Gerald Braunberger w tekście opublikowanym we „Frankfurter Allgemeine Zeitung” stwierdził, że rosnące na świecie obawy o przyszłość Europy są w pełni uzasadnione. Europa słabnie – i nie ma pomysłu, co z tym zrobić.
Braunberger odwołał się do konferencji „Berlin Global Dialogue”, dość prestiżowego niemieckiego wydarzenia. W tym roku jej przebieg unaocznił kryzys Starego Kontynentu. Europa, a nie światowa gospodarka, była głównym tematem obrad – co nie wynikało z intencji organizatorów, lecz z pogłębiającej się słabości kontynentu. Symbolicznym wyrazem tej sytuacji była przemowa Ursuli von der Leyen, której treść – jak przypomniał publicysta – od lat nie zmienia się: Europa musi działać szybko i zdecydowanie; Europa zrozumiała przesłanie; Europa właśnie tak postąpi. Jak jednak podkreślił Braunberger, prawdziwa jest tylko pierwsza z tych tez.

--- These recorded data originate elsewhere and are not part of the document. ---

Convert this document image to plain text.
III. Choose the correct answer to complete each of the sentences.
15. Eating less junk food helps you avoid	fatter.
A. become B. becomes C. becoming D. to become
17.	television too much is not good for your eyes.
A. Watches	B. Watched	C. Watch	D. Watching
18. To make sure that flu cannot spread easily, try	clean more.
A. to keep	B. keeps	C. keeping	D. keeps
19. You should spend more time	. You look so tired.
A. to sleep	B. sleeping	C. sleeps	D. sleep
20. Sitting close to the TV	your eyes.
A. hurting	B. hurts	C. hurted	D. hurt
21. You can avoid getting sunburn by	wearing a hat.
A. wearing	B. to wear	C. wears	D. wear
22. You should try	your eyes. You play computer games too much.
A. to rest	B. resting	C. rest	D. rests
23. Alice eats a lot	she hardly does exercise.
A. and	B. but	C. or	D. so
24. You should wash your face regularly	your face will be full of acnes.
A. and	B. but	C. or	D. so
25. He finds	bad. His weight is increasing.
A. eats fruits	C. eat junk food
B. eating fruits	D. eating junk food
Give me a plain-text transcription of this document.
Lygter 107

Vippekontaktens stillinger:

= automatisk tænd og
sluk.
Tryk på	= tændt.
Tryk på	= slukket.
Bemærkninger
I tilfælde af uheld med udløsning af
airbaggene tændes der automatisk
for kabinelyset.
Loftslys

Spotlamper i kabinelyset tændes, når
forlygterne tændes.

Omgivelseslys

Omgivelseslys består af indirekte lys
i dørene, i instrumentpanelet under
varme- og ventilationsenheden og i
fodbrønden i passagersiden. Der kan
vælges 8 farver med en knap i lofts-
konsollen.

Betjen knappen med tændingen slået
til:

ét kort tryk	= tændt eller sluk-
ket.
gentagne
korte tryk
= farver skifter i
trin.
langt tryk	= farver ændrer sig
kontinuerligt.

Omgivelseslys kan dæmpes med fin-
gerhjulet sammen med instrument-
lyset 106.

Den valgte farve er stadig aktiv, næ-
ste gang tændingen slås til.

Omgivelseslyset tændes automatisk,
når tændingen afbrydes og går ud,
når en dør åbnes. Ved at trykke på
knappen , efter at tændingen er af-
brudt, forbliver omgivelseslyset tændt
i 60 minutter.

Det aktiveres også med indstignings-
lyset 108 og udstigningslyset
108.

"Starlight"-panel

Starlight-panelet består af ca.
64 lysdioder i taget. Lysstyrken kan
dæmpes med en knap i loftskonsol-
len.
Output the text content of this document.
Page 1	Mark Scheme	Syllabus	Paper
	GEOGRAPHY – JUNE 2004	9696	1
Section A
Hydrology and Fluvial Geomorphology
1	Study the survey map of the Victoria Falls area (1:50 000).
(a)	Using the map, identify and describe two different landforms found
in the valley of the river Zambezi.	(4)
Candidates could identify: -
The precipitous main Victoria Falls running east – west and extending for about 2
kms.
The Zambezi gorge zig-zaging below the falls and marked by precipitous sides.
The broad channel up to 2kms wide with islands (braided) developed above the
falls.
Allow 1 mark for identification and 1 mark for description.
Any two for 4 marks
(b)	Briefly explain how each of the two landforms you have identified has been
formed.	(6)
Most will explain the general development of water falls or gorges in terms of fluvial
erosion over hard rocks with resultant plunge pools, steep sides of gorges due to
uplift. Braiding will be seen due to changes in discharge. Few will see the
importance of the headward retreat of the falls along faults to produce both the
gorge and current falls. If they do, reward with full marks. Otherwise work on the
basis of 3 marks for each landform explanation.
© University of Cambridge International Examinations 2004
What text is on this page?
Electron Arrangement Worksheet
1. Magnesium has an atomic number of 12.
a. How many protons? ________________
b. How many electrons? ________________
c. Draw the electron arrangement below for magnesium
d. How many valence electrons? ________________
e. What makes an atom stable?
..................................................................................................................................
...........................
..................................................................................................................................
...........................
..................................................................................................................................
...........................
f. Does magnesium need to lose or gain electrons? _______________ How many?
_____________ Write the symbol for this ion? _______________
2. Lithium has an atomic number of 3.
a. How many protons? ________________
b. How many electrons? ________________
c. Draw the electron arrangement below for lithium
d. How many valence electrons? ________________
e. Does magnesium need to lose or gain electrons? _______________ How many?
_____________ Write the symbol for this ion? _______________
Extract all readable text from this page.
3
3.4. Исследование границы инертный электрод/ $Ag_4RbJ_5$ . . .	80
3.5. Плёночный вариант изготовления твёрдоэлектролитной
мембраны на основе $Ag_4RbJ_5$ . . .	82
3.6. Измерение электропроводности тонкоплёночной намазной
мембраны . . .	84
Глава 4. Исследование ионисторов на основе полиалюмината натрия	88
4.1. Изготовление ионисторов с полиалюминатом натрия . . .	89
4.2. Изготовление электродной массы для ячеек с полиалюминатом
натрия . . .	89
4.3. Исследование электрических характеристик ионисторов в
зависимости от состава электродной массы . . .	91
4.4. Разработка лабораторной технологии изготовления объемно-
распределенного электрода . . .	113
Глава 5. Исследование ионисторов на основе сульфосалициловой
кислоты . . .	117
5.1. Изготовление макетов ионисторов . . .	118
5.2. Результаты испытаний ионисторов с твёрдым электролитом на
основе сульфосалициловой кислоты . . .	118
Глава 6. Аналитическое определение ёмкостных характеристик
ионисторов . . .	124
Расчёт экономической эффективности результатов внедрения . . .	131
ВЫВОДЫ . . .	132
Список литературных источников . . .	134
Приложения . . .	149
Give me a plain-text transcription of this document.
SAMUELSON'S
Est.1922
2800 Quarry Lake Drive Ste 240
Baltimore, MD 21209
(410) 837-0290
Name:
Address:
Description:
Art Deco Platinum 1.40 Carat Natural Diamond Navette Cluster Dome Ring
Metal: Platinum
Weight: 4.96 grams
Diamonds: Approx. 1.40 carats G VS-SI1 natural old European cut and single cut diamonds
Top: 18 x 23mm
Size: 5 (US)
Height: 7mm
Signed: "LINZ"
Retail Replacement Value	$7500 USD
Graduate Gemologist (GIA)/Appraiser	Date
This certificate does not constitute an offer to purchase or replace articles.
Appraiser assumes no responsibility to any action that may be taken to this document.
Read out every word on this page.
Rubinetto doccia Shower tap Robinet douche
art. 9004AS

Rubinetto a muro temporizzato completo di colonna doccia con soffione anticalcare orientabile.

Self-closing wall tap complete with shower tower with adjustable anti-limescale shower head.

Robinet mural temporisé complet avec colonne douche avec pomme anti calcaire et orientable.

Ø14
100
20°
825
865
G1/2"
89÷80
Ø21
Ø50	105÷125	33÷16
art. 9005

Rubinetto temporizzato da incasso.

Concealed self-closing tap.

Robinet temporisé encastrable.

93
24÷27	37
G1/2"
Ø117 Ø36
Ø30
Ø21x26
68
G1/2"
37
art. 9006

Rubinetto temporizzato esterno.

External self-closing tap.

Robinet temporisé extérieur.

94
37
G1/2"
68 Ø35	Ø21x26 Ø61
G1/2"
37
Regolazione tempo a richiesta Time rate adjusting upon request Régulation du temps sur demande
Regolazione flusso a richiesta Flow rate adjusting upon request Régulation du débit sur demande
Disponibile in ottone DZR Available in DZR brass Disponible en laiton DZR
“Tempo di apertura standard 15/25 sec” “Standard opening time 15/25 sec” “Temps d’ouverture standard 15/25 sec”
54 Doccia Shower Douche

Publicysta ocenił, że w europejskich stolicach i instytucjach unijnych wciąż nie dostrzega się, jak bardzo zniecierpliwienie wobec polityków, którzy nie potrafią przełożyć słów na czyny, przeradza się w gniew i frustrację – nie tylko w Europie, lecz także poza nią. Tymczasem gospodarczy regres kontynentu wobec reszty świata wcale nie był nieunikniony. Braunberger zauważył, że nie brakuje w Europie prywatnego kapitału, zdolnych przedsiębiorców, wysoko wykwalifikowanych pracowników i innowacyjnych pomysłów. Problemem pozostaje polityka, która nie potrafi stworzyć warunków sprzyjających rozwojowi, ani przekonać do tego społeczeństw coraz bardziej oderwanych od realiów gospodarczych i technologicznych. Zamiast tego Niemcy toczą dyskusje o estetyce miast, a Francję paraliżują wewnętrzne waśnie polityczne. Jak napisał Braunberger, w historii często bywało tak, że przegrani sami wybierali swoją rolę.
Wesprzyj nas już teraz!
W jego ocenie Europa traci również szanse w polityce handlowej. Mimo że w globalnej wymianie gospodarczej wciąż dominuje multilateralizm, a wiele państw pragnie zawierać umowy z Unią Europejską, Bruksela prowadzi negocjacje w nieskończoność i obciąża je moralizatorskim tonem. Taka postawa zniechęca potencjalnych partnerów.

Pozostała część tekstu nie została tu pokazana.